Some of the concerns raised by the CSJ about the number of people whose finances are over-stretched, despite the recovery, are very valid. And they echo some excellent research from the Resolution Foundation think tank here over how vulnerable hundreds of thousands of families could be if interest rates were to rise sharply in the coming years.

But it’s misleading to imply that the British public as a whole haven’t been reducing their debt burdens in recent years.

This matters because that reduction in household borrowing and consequent fall in consumer expenditure is one of the reasons why the economy was so weak between 2010 and the beginning of this year.

Things have changed, of course.

Rising consumer expenditure this year is one the major reasons UK GDP is expanding again.

household consumption2 The debt the recovery owes to Britains debtors

Now this doesn’t mean the public as a whole are taking on more debt in cash terms or relative to their incomes (although some individuals probably are). But it does imply that, with real wages falling, people are saving a smaller share of their incomes. And that’s indeed confirmed by the official data on the savings rate here:

household saving The debt the recovery owes to Britains debtors

This shows that the savings rate was perilously low going into the crisis, whereupon it shot up as people started to repair their individual balance sheets. And now the savings ratio is heading down again, fuelling growth this year.

This is the reason economists are fretting about the durability of the recovery.

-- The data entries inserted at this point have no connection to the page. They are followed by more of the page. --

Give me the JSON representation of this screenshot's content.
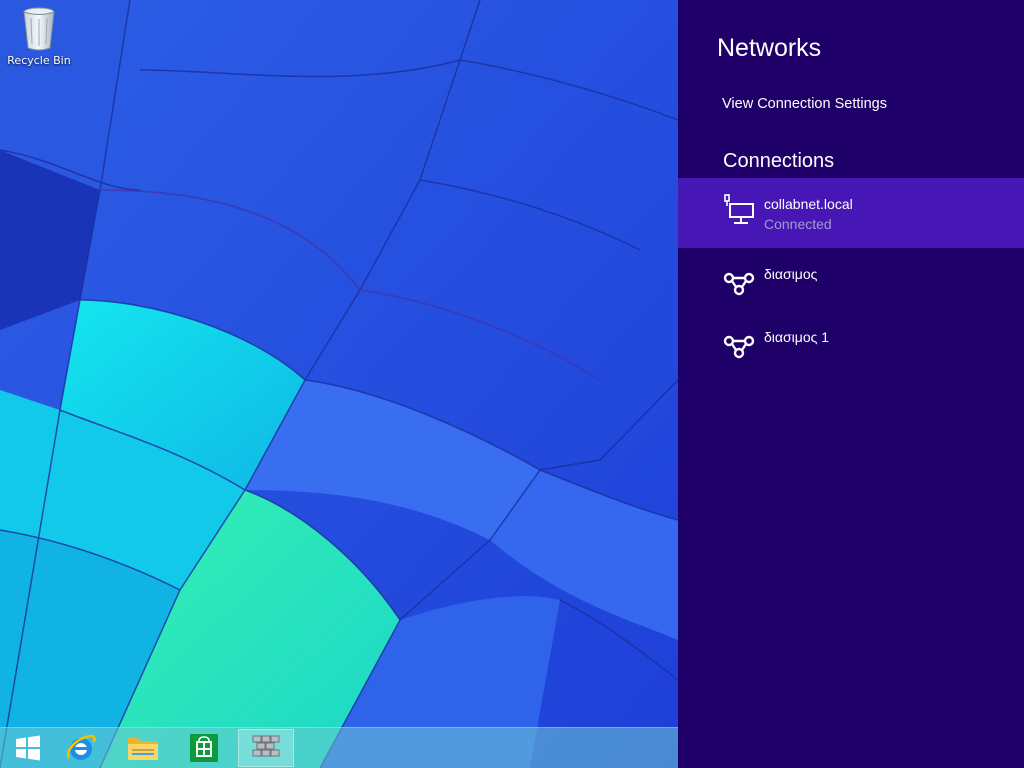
{
  "desktop": {
    "icons": [
      {
        "label": "Recycle Bin",
        "icon": "recycle-bin-icon"
      }
    ]
  },
  "taskbar": {
    "items": [
      {
        "name": "start-button",
        "icon": "windows-logo-icon"
      },
      {
        "name": "internet-explorer",
        "icon": "internet-explorer-icon"
      },
      {
        "name": "file-explorer",
        "icon": "folder-icon"
      },
      {
        "name": "store",
        "icon": "store-bag-icon"
      },
      {
        "name": "firewall-app",
        "icon": "brick-wall-icon",
        "active": true
      }
    ]
  },
  "charm": {
    "title": "Networks",
    "view_settings_link": "View Connection Settings",
    "connections_heading": "Connections",
    "connections": [
      {
        "name": "collabnet.local",
        "status": "Connected",
        "icon": "wired-network-icon",
        "selected": true
      },
      {
        "name": "διασιμος",
        "status": "",
        "icon": "vpn-connection-icon",
        "selected": false
      },
      {
        "name": "διασιμος 1",
        "status": "",
        "icon": "vpn-connection-icon",
        "selected": false
      }
    ]
  },
  "colors": {
    "charm_background": "#1f0068",
    "selected_item": "#4617b4",
    "status_text": "#a49ad0"
  }
}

People suddenly felt they had too much debt relative to their incomes in 2008 and took corrective action.

But is it plausible that, with the aggregate debt to income ratio still at 140 per cent, they are now happy to stop saving so much and even, at some stage, to start borrowing again?

If one’s answer to this is “no”, one would (barring a surge in real wages) expect the saving ratio to rise again and for consumer consumption growth to fall back.

In short, one would be somewhat sceptical about this robust recovery continuing.